En matière d’habitat, Philippe Rio pointe un mal logement surtout concentré sur le logement privé. « L’Etat doit développer des outils d’intervention beaucoup plus massifs dans les QPV pour contraindre les propriétaires à faire du logement digne », lance-t-il. L’élu cite les outils comme le permis de louer ou l’encadrement des loyers pour lutter contre les marchands de sommeil avec le besoin d’un renforcement des sanctions.

Des appels à projets « très inégalitaires »

Par ailleurs, Ville et Banlieue plaide pour le développement dans les quartiers de solutions utiles méritant un essaimage national, comme les Cités éducatives et les Vacances et colos apprenantes.

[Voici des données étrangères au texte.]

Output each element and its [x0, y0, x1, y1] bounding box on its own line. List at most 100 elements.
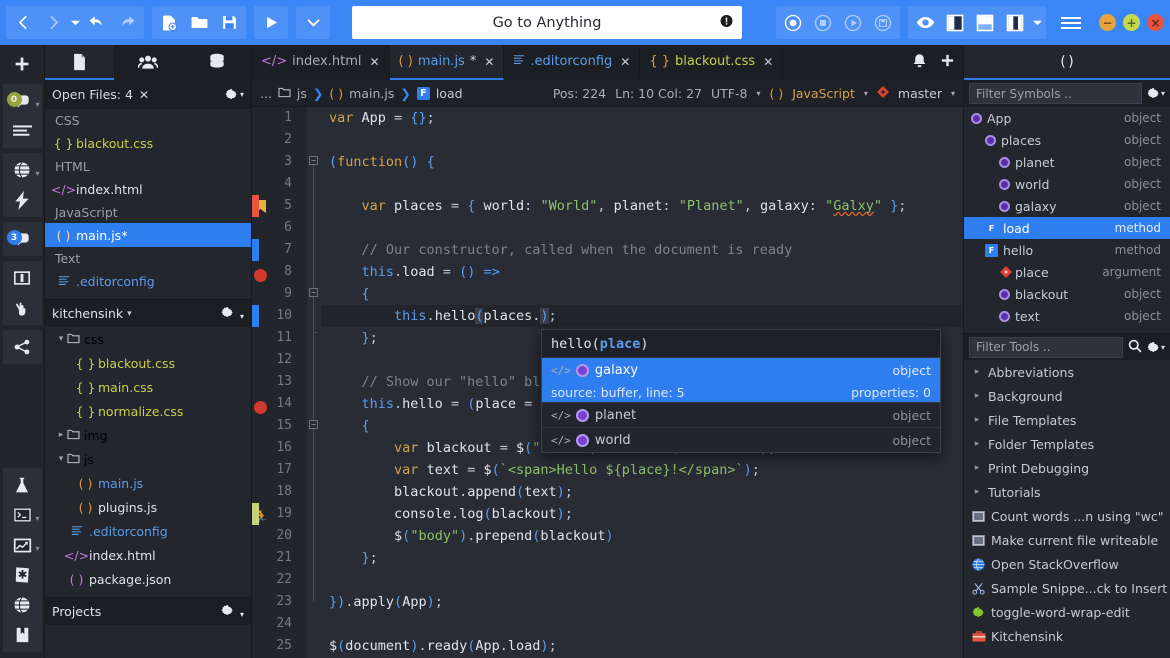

Et d’estimer que « la production originelle des politiques publiques, historiquement ancrée dans une dynamique descendante, c’est-à-dire de l’État vers nos territoires, s’est aujourd’hui inversée au profit d’une coconstruction avec les collectivités ». L’association défend ainsi cette méthode plus horizontale à pérenniser afin de « maintenir une agilité dans la conduite des stratégies publiques et sortir des appels à projets systémiques ». Hélène Geoffroy pointe ici « les appels à projets très inégalitaires car il demande beaucoup de temps administratif » en demandant de les limiter aux expérimentations. Autre préconisation de l’association : une évaluation permanente pour répondre à un souci de transparence d’utilisation des fonds publics, et permettant aussi d’activer un baromètre quantitatif des actions menées. Et de citer les dispositifs tels que les contrats de ville ou les conventions de rénovation et de renouvellement urbains. Il est demandé de préserver un portage partagé entre les communes et les intercommunalités, plutôt qu'à les diluer dans des contrats partenariaux d’orientations territoriales plus larges.

Demande d’un nouvel Etat

Au-delà, Ville et Banlieue demande à l’Etat de changer son logiciel. Elle l’appelle ainsi à être « entreprenant » pour faire en sorte que, dans chaque QPV, sous le pilotage partagé de la ville, du département et de la préfecture, soit « définie et animée une stratégie territoriale de prévention, de lutte contre la pauvreté et d’accès aux droits ». Elle lui demande aussi d’être « audacieux » pour contraindre les propriétaires à la rénovation des taudis des centres-villes et des copropriétés périurbaines, ou « hardi » afin de permettre l’éducation de la petite enfance et « le déploiement de l’école républicaine, dotées de moyens structurels et pédagogiques suffisants ». L’association appelle encore à un « État courageux » pour agir avec force contre les fragilités des habitants, la désinformation, la fracture numérique, le déremboursement des tests de dépistage, les déficits de présence médicale et de mobilités...

Sa déclinaison se poursuit avec un « État résolu » pour « impulser et assurer la rénovation durable de nos habitats et les moyens d’accès aux énergies renouvelables pour nos populations », un « État volontaire » pour « retisser les liens entre nous et le monde rural, montagnard et littoral », un État opiniâtre » pour promouvoir une écologie populaire en matière d’énergie (chauffage, eau, électricité, mobilités) et d’alimentation, ou un « État tenace » pour soutenir dans la durée les espaces, temps et stratégies d’apprentissage et d’exercice de la vie citoyenne.